Foster & Allen on their new autobiography and five decades of success
Entertainment

Foster & Allen on their new autobiography and five decades of success

WHEN Tony Allen left technical school in his home town of Moate, County Westmeath in 1967, he could not possibly have envisaged the incredible music career that was to follow.

His story of success is the subject of a new autobiography with his cohort Mick Foster, entitled After All These Years: Our Story.  Tony first met Mick Foster when they both played in the same local band, The Nightrunners, and were both in and out of the Irish Midlands’ trad scene.

So how did they eventually get from playing in local bands to performing on TV and the world’s concert stages – selling millions of records along the way? And how did he and Mick end up working as a duo in 1975?

Tony takes up the story: “We had done some gigs in London with the band and Paddy Callaghan had taken over The Prince of Wales pub in Kilburn,” he says. “He asked myself and Mick to do a week there so the rest of the band went home and we stayed on”.

“That was really the start of the duo. Mick had been on to me to leave the band [The Nightrunners]. He had seen the Alexander Brothers from Scotland when they came over to Ireland and he thought there should be an Irish version.

"He eventually persuaded me to leave the band and go on the road – just the two of us. I was playing organ and keyboards at the time and Mick was on the accordion so we went down the road as Foster & Allen doing the local pubs and traveling all over the country playing pubs and GAA halls.

“At that stage the ballad scene had developed into a sort of cabaret scene. A lot of the bands had broken up and formed smaller groups and the cabaret scene was going great. In 1978 we signed a record deal with Donie Cassidy.  We had just released The Blacksmith and then Bunch of Thyme which went to number one in the Irish charts.

“Donie took that off to London with Mick Clerkin and it went into the British record charts. We got on Top of the Pops and that really started the whole thing going outside Ireland. It then went from strength to strength and we are still kicking around at it”.

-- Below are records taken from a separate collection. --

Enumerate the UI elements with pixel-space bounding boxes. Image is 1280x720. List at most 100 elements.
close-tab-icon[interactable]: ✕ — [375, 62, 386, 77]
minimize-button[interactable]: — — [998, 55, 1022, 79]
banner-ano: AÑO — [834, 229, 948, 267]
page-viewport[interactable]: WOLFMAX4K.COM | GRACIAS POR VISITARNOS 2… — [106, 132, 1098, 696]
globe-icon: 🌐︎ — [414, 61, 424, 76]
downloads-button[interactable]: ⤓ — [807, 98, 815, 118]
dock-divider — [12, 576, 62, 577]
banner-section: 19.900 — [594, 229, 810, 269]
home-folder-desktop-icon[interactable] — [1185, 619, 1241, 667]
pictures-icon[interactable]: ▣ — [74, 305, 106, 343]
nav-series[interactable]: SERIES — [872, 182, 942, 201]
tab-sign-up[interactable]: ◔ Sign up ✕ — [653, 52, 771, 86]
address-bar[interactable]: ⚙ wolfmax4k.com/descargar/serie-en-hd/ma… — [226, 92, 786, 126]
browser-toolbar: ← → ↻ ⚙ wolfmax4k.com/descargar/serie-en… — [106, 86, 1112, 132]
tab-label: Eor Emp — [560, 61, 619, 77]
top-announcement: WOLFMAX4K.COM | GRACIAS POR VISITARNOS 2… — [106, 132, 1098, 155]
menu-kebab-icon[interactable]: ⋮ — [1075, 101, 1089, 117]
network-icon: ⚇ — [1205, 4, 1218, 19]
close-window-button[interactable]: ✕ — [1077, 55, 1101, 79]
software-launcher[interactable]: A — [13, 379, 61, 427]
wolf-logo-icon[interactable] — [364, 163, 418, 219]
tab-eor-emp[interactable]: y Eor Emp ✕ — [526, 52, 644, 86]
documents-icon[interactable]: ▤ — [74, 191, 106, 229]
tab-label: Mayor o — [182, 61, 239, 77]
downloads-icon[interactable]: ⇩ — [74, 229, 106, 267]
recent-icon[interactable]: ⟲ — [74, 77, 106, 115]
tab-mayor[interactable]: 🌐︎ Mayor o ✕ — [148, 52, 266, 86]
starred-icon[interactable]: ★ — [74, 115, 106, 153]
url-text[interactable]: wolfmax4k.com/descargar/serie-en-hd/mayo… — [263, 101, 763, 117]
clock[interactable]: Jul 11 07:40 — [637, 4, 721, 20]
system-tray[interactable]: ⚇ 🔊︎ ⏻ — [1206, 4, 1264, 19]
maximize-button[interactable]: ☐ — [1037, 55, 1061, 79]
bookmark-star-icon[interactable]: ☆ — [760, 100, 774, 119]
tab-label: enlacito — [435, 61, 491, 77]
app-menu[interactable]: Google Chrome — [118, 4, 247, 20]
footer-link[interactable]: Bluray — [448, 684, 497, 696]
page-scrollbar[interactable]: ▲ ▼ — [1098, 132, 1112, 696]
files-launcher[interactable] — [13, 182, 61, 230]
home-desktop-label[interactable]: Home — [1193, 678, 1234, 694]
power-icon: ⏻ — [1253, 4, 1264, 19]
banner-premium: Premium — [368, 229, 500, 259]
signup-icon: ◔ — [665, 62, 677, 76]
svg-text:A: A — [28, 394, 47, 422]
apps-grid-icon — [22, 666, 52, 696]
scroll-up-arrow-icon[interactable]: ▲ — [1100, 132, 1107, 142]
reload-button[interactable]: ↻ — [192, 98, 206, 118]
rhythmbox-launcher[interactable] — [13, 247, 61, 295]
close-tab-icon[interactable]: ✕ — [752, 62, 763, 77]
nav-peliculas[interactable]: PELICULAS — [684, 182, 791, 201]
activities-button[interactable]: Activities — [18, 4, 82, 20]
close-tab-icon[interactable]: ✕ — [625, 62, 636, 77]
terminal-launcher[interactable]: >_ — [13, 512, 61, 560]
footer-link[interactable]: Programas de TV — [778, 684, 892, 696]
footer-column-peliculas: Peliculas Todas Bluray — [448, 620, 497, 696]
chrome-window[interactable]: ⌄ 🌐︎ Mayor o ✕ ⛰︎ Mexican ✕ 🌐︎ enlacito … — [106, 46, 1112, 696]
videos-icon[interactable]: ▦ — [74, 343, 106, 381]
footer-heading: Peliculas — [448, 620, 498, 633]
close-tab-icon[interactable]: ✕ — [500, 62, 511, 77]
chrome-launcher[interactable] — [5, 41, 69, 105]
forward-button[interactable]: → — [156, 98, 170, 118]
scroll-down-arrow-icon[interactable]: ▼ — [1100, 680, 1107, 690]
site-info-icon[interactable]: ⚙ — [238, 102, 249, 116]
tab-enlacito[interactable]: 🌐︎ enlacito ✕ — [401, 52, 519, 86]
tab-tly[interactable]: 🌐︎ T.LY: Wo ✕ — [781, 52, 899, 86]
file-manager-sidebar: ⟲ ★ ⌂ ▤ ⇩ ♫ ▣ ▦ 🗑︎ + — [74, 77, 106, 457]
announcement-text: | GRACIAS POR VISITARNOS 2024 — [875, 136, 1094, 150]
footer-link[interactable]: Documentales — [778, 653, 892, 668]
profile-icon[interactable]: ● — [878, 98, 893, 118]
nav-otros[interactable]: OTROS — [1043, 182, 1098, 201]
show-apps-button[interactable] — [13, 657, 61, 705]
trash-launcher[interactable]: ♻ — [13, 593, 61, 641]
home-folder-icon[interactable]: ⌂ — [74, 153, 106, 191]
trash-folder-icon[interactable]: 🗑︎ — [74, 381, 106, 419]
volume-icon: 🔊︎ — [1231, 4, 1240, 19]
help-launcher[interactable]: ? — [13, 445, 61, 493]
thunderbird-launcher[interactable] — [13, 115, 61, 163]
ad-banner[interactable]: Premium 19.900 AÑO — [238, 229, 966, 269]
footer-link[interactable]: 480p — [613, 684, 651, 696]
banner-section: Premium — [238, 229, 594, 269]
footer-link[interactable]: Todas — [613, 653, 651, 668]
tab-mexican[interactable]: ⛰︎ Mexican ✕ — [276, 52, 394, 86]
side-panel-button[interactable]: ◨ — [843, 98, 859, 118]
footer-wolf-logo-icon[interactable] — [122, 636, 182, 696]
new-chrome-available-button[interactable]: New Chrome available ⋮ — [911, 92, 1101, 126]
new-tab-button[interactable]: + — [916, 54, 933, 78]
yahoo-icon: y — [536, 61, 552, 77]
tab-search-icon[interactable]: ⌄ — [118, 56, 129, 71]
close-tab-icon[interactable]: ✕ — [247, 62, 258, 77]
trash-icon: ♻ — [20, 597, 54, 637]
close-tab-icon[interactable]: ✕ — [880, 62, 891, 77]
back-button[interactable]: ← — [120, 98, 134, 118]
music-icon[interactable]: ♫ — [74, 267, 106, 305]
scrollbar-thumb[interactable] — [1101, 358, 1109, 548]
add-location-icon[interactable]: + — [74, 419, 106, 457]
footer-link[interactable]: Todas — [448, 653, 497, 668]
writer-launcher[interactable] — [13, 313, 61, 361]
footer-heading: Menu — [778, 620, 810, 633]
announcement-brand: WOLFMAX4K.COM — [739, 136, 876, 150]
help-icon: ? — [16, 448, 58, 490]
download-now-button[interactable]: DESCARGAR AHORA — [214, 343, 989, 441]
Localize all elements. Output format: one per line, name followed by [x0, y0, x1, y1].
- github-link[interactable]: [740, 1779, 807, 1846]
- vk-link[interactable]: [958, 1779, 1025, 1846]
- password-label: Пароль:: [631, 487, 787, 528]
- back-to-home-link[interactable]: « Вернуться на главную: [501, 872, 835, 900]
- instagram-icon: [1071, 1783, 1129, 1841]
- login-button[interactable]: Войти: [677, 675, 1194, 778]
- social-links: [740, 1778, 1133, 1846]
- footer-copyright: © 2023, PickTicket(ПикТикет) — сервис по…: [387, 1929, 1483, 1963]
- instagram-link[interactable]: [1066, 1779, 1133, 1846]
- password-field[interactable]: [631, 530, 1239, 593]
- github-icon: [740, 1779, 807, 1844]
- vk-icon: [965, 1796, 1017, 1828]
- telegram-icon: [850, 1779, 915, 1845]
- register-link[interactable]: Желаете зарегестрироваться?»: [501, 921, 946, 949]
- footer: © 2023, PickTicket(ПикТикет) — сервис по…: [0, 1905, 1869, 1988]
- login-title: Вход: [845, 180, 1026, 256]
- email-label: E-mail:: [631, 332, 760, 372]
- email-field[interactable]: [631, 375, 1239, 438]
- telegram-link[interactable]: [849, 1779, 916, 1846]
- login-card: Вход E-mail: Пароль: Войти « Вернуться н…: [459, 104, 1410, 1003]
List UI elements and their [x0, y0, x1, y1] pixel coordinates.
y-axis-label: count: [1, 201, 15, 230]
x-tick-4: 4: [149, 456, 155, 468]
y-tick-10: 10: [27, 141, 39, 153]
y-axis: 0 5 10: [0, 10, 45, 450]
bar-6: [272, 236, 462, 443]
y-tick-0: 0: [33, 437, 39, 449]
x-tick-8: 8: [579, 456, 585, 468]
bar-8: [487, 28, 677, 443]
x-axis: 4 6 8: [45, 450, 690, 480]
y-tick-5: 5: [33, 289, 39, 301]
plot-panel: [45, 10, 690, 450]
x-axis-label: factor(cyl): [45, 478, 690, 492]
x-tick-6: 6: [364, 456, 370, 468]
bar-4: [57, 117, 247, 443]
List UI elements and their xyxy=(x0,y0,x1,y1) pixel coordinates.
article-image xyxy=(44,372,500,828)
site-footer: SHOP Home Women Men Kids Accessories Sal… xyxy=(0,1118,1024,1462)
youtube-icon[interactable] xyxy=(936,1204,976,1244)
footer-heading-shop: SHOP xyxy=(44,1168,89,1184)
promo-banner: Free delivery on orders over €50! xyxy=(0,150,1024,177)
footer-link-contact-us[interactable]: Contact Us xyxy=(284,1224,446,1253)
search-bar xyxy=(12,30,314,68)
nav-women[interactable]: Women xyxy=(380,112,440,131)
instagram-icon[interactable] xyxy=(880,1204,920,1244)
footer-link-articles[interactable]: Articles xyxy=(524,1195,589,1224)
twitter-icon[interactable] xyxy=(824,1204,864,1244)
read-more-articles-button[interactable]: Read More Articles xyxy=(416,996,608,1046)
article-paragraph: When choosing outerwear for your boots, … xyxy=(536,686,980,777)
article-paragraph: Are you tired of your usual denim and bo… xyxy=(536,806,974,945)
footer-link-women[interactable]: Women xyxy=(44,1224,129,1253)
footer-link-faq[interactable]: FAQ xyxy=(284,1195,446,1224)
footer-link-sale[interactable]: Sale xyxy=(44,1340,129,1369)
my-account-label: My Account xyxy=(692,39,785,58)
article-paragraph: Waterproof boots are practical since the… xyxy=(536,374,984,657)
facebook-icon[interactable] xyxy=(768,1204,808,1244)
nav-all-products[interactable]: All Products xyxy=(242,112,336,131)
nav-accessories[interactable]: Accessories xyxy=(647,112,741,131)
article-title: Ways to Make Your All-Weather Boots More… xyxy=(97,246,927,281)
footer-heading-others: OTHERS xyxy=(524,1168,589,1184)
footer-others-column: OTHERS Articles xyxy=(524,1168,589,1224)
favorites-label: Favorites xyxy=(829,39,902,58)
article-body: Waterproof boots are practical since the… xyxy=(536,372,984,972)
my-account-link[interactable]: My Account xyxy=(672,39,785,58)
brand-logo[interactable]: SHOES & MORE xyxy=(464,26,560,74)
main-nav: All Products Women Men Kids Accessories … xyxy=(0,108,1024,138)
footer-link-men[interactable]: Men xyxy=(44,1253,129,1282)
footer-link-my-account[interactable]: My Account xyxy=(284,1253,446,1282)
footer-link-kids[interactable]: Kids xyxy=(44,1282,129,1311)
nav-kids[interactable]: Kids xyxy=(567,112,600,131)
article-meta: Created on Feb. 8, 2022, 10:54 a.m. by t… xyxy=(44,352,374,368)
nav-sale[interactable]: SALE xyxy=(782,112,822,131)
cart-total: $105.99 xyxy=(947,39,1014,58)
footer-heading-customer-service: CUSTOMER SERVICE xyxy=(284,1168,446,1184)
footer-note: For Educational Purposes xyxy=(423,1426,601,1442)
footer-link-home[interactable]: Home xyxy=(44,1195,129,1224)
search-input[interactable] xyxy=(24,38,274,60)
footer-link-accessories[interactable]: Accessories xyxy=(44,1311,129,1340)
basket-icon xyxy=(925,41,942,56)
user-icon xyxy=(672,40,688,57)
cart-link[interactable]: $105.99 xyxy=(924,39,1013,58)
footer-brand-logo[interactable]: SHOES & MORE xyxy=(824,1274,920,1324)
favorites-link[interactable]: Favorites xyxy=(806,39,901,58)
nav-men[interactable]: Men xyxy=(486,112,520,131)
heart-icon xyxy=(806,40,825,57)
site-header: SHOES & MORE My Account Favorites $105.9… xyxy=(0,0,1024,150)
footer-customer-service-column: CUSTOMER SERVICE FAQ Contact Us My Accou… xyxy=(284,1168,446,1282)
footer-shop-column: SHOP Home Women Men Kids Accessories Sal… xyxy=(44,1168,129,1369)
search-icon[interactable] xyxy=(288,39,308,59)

In such a long career there must have been many highlights? “I think for us it would have to be our appearance on Top of the Pops in 1982,” says Tony.

“That changed the whole thing for us. If you think about it, we went from playing the likes of The Prince of Wales in Kilburn or the Irish Club in Birmingham, to doing a concert tour of England – the big theatres. Our records were being played on all the regional stations. That was a big change”.

“Then in 1983 Maggie came out and Mick McDonagh, the man who put the Green Velvet albums together, sent the song to Ken Harding in Australia. Ken released it as a single and it went to number one in Australia and New Zealand for five weeks so that established us over there”.

Tony was anxious to acknowledge the importance of the Green Velvet compilation albums that did so well in the British charts.

“Because they were backed by a TV advertising campaign they brought Irish folk music into the mainstream.  Apart from Foster & Allen tracks they featured De Dannan with Mary Black, The Fureys, Irish Mist and Brendan Grace, who was huge at the time.

"It meant people who might not have been too familiar with Irish folk music were now being exposed to it at peak viewing times and they latched on to it.”

The importance of national TV advertising cannot be overstated in the success of Foster & Allen.

In relation to the way that daytime television has changed Tony said: “In the old days you could do something like Pebble Mill at One and the whole country would see it. You could be on all day now and hardly anyone would see it because there are so many stations but it’s great to be still performing.

“We have the book out now which tells our own individual stories and the story of the band. A new single is also due out shortly plus of course the UK tour coming up. It’s good to be still at it after all these years, which by coincidence just happens to be the title of the book”.

Foster & Allen begin their British tour at the end in Tunbridge Wells on October 29 and tour throughout November.

After All These Years: Our Story is published by Random House.